UAE banks are beginning to phase out traditional one-time passwords sent via SMS or email, replacing them with in-app transaction approvals aimed at improving speed and security.
The move comes as financial institutions respond to a rise in phishing attempts, SIM-swap scams and OTP interception, which have made text-based verification increasingly vulnerable.
Under the new system, customers authorise card payments directly inside their banking apps using push notifications and built-in security features such as biometric authentication or smart pass PINs. This keeps the entire approval process within a secure, bank-controlled environment rather than relying on external messaging channels.

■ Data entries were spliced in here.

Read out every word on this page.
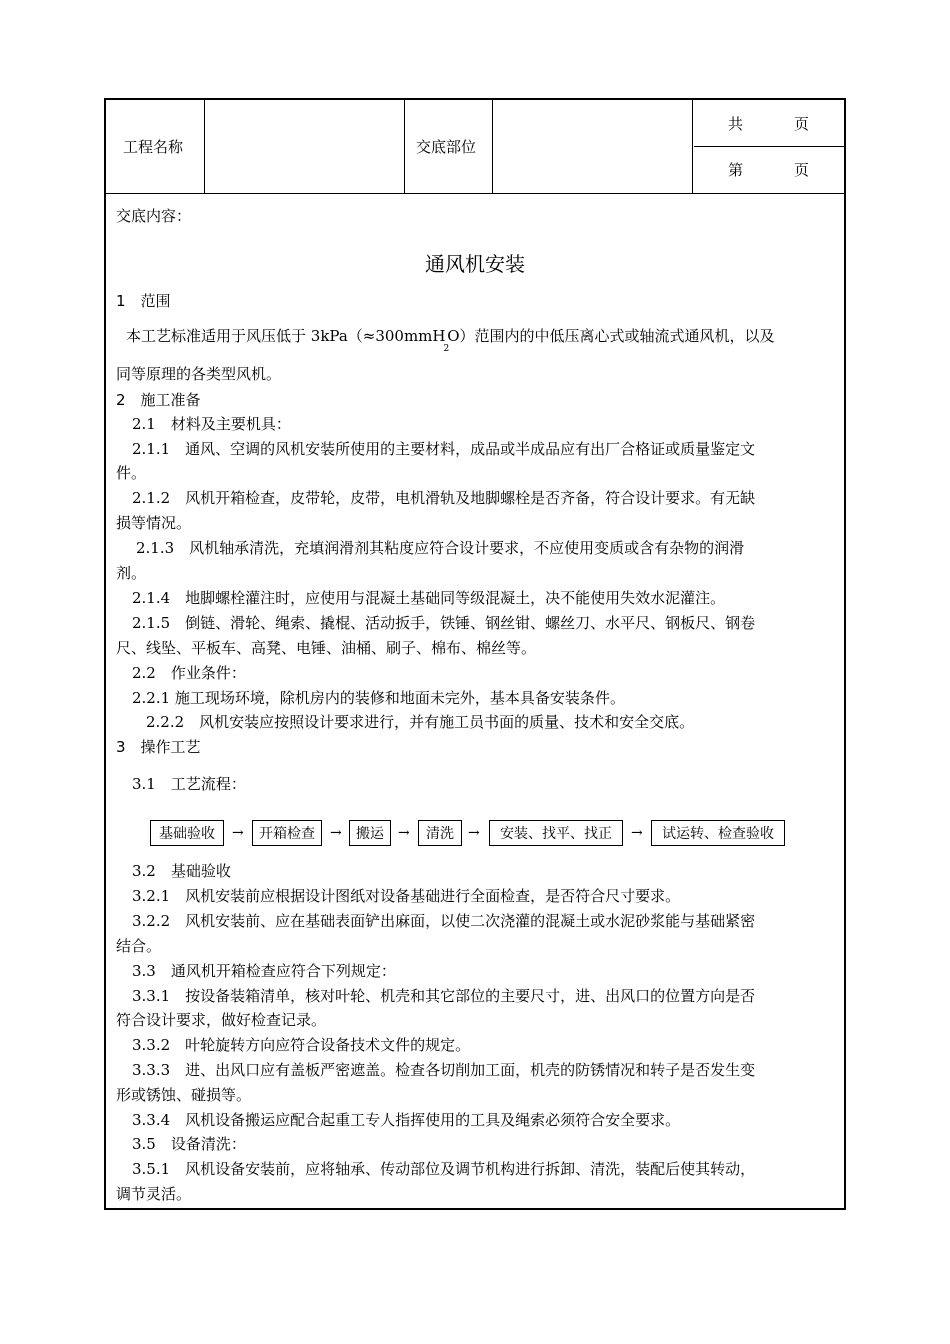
工程名称	交底部位
共	页
第	页
交底内容：
通风机安装
1　范围
本工艺标准适用于风压低于 3kPa（≈300mmH$_2$O）范围内的中低压离心式或轴流式通风机，以及
同等原理的各类型风机。
2　施工准备
2.1　材料及主要机具：
2.1.1　通风、空调的风机安装所使用的主要材料，成品或半成品应有出厂合格证或质量鉴定文
件。
2.1.2　风机开箱检查，皮带轮，皮带，电机滑轨及地脚螺栓是否齐备，符合设计要求。有无缺
损等情况。
2.1.3　风机轴承清洗，充填润滑剂其粘度应符合设计要求，不应使用变质或含有杂物的润滑
剂。
2.1.4　地脚螺栓灌注时，应使用与混凝土基础同等级混凝土，决不能使用失效水泥灌注。
2.1.5　倒链、滑轮、绳索、撬棍、活动扳手，铁锤、钢丝钳、螺丝刀、水平尺、钢板尺、钢卷
尺、线坠、平板车、高凳、电锤、油桶、刷子、棉布、棉丝等。
2.2　作业条件：
2.2.1 施工现场环境，除机房内的装修和地面未完外，基本具备安装条件。
2.2.2　风机安装应按照设计要求进行，并有施工员书面的质量、技术和安全交底。
3　操作工艺
3.1　工艺流程：
基础验收	→	开箱检查	→	搬运	→	清洗	→	安装、找平、找正	→	试运转、检查验收
3.2　基础验收
3.2.1　风机安装前应根据设计图纸对设备基础进行全面检查，是否符合尺寸要求。
3.2.2　风机安装前、应在基础表面铲出麻面，以使二次浇灌的混凝土或水泥砂浆能与基础紧密
结合。
3.3　通风机开箱检查应符合下列规定：
3.3.1　按设备装箱清单，核对叶轮、机壳和其它部位的主要尺寸，进、出风口的位置方向是否
符合设计要求，做好检查记录。
3.3.2　叶轮旋转方向应符合设备技术文件的规定。
3.3.3　进、出风口应有盖板严密遮盖。检查各切削加工面，机壳的防锈情况和转子是否发生变
形或锈蚀、碰损等。
3.3.4　风机设备搬运应配合起重工专人指挥使用的工具及绳索必须符合安全要求。
3.5　设备清洗：
3.5.1　风机设备安装前，应将轴承、传动部位及调节机构进行拆卸、清洗，装配后使其转动，
调节灵活。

As previously reported by Khaleej Times, Emirates NBD is among the banks that have started replacing OTPs with app-based verification. Instead of receiving a code by SMS, customers are prompted to approve transactions through the ENBD X mobile app. A recent transaction review shows how the new process works in practice.
How the new approval system works
Step 1: Authorisation prompt
After entering card details for an online payment, customers no longer see an OTP request. Instead, a message appears on the payment page asking them to authorise the transaction through their bank’s mobile app.
At the same time, an SMS alert is sent advising that a card payment requires confirmation and directing the customer to log in to the ENBD X app and visit the Activities section.
Step 2: Pending payment alert
Once logged into the app, customers receive a notification indicating that there is a pending online card payment awaiting review.
Step 3: Review and verify
Tapping the alert opens an “Authorise transaction” screen. Customers are prompted to carefully check the payment details, including the merchant name and transaction amount. Clear options are provided to approve or decline the payment, along with a two-minute countdown timer showing how long the request remains valid.
Step 4: Final approval
If the customer approves the transaction, the app requests a smart pass PIN or biometric verification. Once confirmed, the payment is completed instantly, with no OTP required or shared.
What customers should expect
The transition away from OTPs is being implemented in phases. From July 25, UAE banks began discontinuing SMS and email OTPs for selected digital and card transactions. During the rollout period, customers may still encounter a mix of authentication methods depending on the bank, transaction type and channel.